Authored by jrbyrnes on Jun 2 2023, 1:30 PM.

Details

Reviewers
None
Summary

By attaching implicit vgpr to these copies, they will be allocated and available at time of copy lowering, so we no longer need register scavenging. The price is that in high RP kernel, this may cause additional spilling.

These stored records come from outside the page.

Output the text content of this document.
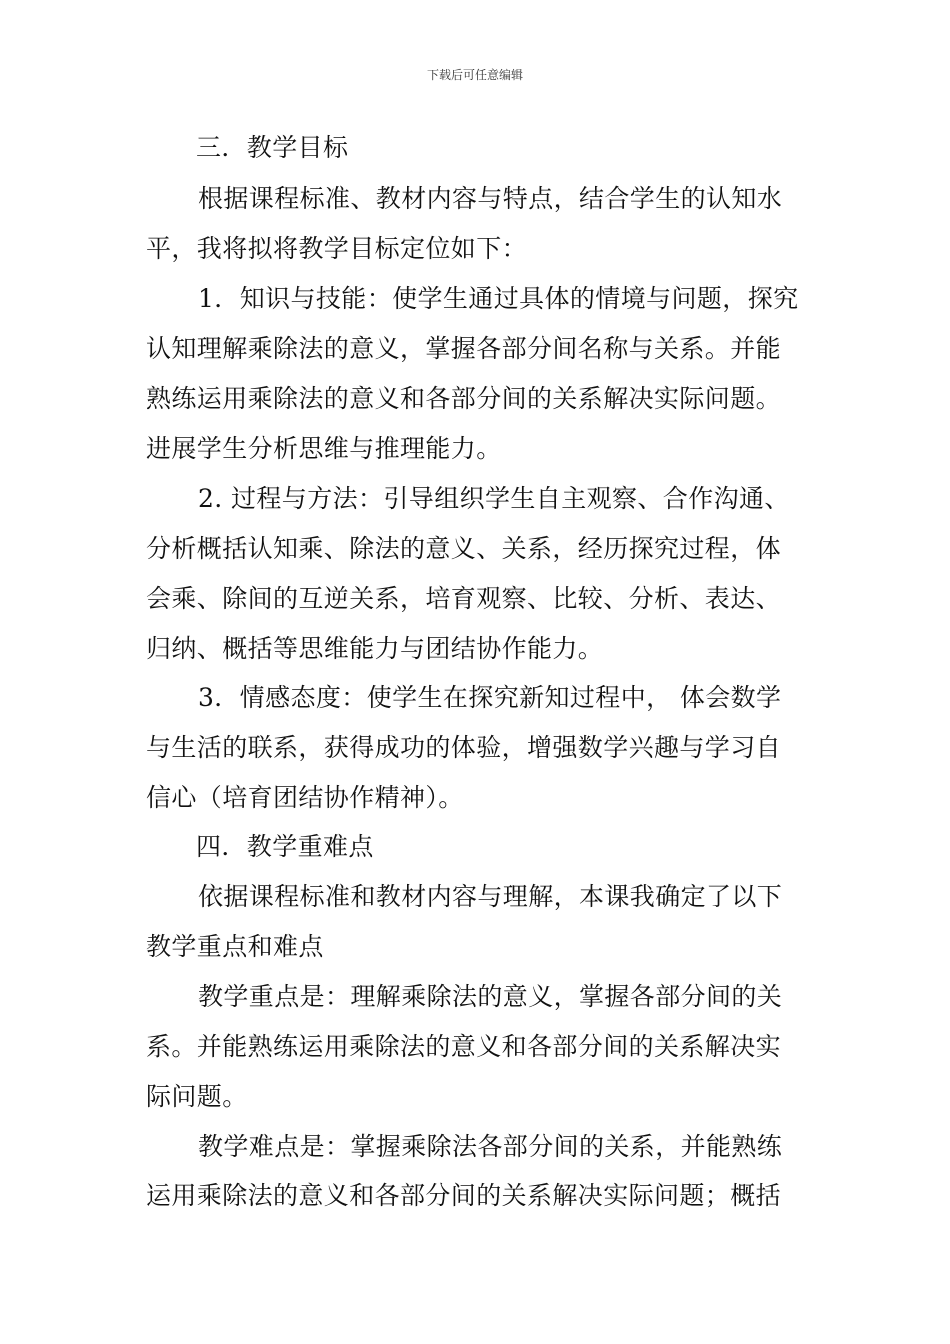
下载后可任意编辑
三．教学目标
根据课程标准、教材内容与特点，结合学生的认知水
平，我将拟将教学目标定位如下：
1．知识与技能：使学生通过具体的情境与问题，探究
认知理解乘除法的意义，掌握各部分间名称与关系。并能
熟练运用乘除法的意义和各部分间的关系解决实际问题。
进展学生分析思维与推理能力。
2. 过程与方法：引导组织学生自主观察、合作沟通、
分析概括认知乘、除法的意义、关系，经历探究过程，体
会乘、除间的互逆关系，培育观察、比较、分析、表达、
归纳、概括等思维能力与团结协作能力。
3．情感态度：使学生在探究新知过程中， 体会数学
与生活的联系，获得成功的体验，增强数学兴趣与学习自
信心（培育团结协作精神）。
四．教学重难点
依据课程标准和教材内容与理解，本课我确定了以下
教学重点和难点
教学重点是：理解乘除法的意义，掌握各部分间的关
系。并能熟练运用乘除法的意义和各部分间的关系解决实
际问题。
教学难点是：掌握乘除法各部分间的关系，并能熟练
运用乘除法的意义和各部分间的关系解决实际问题；概括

This is a WIP while I investigate what is needed to do the same for AGPR copy "spills" (and potentially remove VGPRForAGPRCopy).

Diff Detail

Event Timeline

jrbyrnes created this revision.Jun 2 2023, 1:30 PM
Herald added a project: Restricted Project. · View Herald TranscriptJun 2 2023, 1:30 PM
jrbyrnes requested review of this revision.Jun 2 2023, 1:30 PM
Herald added a project: Restricted Project. · View Herald TranscriptJun 2 2023, 1:31 PM

@arsenm, do you have any high level disagreements with the general approach here?

jrbyrnes planned changes to this revision.Jun 5 2023, 10:55 AM

Per offline discussion -- we need to avoid adding new virt regs during live range splitting.

Tentative plan involves a two-part approach:

  1. Rework RA prioritization s.t. AGPR live-range splitting (and copy emission) is reasonably rare on gfx908.
  2. Attach as many implicit vgprs as reasonably possible (i.e. the PreRAOptimizations functionality here), and rely on VGPRForAGPRCopy in the rare copies in which no implicit operand is available.